[volt-nuts] Best way to measure micro Ohms

Dr. David Kirkby (Kirkby Microwave Ltd) drkirkby at kirkbymicrowave.co.uk
Mon Sep 18 12:31:10 EDT 2017


On 18 Sep 2017 00:43, "Charles Steinmetz" <csteinmetz at yandex.com> wrote:
>

> Also, since you said the waveguide is aluminum (and didn't say anything
about plating), be aware that aluminum exposed to air is covered by a thin
aluminum oxide layer (Al2O3), which forms within seconds after a new
surface is exposed.  This layer is thin -- generally about 4 nm -- but the
bulk resistivity of Al2O3 is very high, so there is a finite and variable
resistance across the interface between two joined pieces of aluminum
(depending on the area of the joint, the joining pressure, and the extent
to which the joining method produces a clean [oxide-free], gas-tight
interface between the joined surfaces).
>
> Best regards,
>
> Charles

Thanks.  You have confirmed what I was thinking - it is *probably* the
oxide causing the problem.

It's not a waveguide in the normal sense of the word, transmitting a TE or
TM wave down a hollow tube,  but more like a coaxial line transmitting
something close(ish) to a TEM wave. The outer conductor is uncoated
aluminum and rectangular in cross section.  The inner conductor is brass.
See pictures attached (I made them small, so quality his not great, but it
should not too use much bandwidth)

Attached are a couple of pictures, and also S11 measured on a VNA, with one
connector shorted Since this is a reflection measurement, the EM wave
travellels along this twice, so about half the loss would be in each
direction. It is only a rough measurement, but a transmission measurement
showed similar results, but half as much attenuation, as it is only being
attenuated one way.

Maybe I need to use brass, or silver plate the aluminum.

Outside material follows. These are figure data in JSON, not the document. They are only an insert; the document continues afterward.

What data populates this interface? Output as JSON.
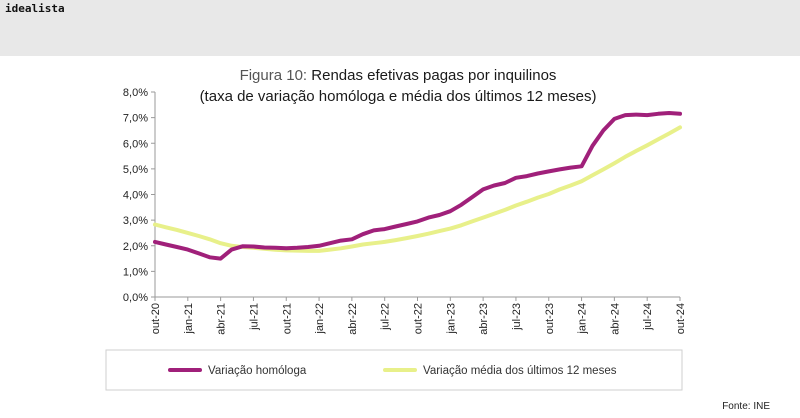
{
  "header": {
    "brand": "idealista"
  },
  "chart_data": {
    "type": "line",
    "title_prefix": "Figura 10:",
    "title_main": " Rendas efetivas pagas por inquilinos",
    "subtitle": "(taxa de variação homóloga e média dos últimos 12 meses)",
    "x_ticks": [
      "out-20",
      "jan-21",
      "abr-21",
      "jul-21",
      "out-21",
      "jan-22",
      "abr-22",
      "jul-22",
      "out-22",
      "jan-23",
      "abr-23",
      "jul-23",
      "out-23",
      "jan-24",
      "abr-24",
      "jul-24",
      "out-24"
    ],
    "y_ticks": [
      "0,0%",
      "1,0%",
      "2,0%",
      "3,0%",
      "4,0%",
      "5,0%",
      "6,0%",
      "7,0%",
      "8,0%"
    ],
    "ylim": [
      0,
      8
    ],
    "x": [
      "2020-10",
      "2020-11",
      "2020-12",
      "2021-01",
      "2021-02",
      "2021-03",
      "2021-04",
      "2021-05",
      "2021-06",
      "2021-07",
      "2021-08",
      "2021-09",
      "2021-10",
      "2021-11",
      "2021-12",
      "2022-01",
      "2022-02",
      "2022-03",
      "2022-04",
      "2022-05",
      "2022-06",
      "2022-07",
      "2022-08",
      "2022-09",
      "2022-10",
      "2022-11",
      "2022-12",
      "2023-01",
      "2023-02",
      "2023-03",
      "2023-04",
      "2023-05",
      "2023-06",
      "2023-07",
      "2023-08",
      "2023-09",
      "2023-10",
      "2023-11",
      "2023-12",
      "2024-01",
      "2024-02",
      "2024-03",
      "2024-04",
      "2024-05",
      "2024-06",
      "2024-07",
      "2024-08",
      "2024-09",
      "2024-10"
    ],
    "series": [
      {
        "name": "Variação homóloga",
        "color": "#a0207a",
        "values": [
          2.15,
          2.05,
          1.95,
          1.85,
          1.7,
          1.55,
          1.5,
          1.85,
          1.98,
          1.97,
          1.93,
          1.92,
          1.9,
          1.92,
          1.95,
          2.0,
          2.1,
          2.2,
          2.25,
          2.45,
          2.6,
          2.65,
          2.75,
          2.85,
          2.95,
          3.1,
          3.2,
          3.35,
          3.6,
          3.9,
          4.2,
          4.35,
          4.45,
          4.65,
          4.72,
          4.82,
          4.9,
          4.98,
          5.05,
          5.1,
          5.9,
          6.5,
          6.95,
          7.1,
          7.12,
          7.1,
          7.15,
          7.18,
          7.15
        ]
      },
      {
        "name": "Variação média dos últimos 12 meses",
        "color": "#e8f08a",
        "values": [
          2.83,
          2.72,
          2.62,
          2.5,
          2.38,
          2.25,
          2.1,
          2.0,
          1.95,
          1.92,
          1.88,
          1.84,
          1.82,
          1.81,
          1.8,
          1.8,
          1.85,
          1.9,
          1.97,
          2.05,
          2.1,
          2.15,
          2.22,
          2.3,
          2.38,
          2.47,
          2.57,
          2.67,
          2.8,
          2.95,
          3.1,
          3.25,
          3.4,
          3.57,
          3.72,
          3.88,
          4.02,
          4.2,
          4.35,
          4.52,
          4.75,
          4.98,
          5.22,
          5.47,
          5.7,
          5.92,
          6.15,
          6.38,
          6.62
        ]
      }
    ]
  },
  "source": "Fonte: INE"
}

The purpose of this was to measure the loss of a very low loss liquid
dielectric, but from discussions I had with someone at NPL, such a
structure is not suitable if the loss is very low.

Anyway, I have put it an offer on a Keithley microohm meter. I notice there
are a lot of Chinese ones at quite low priced. I've no idea how good/bad
they are. But they are much more modern and cheaper than an *affordable*
Kiethley meter. A Keithley 2002 is well outside my budget.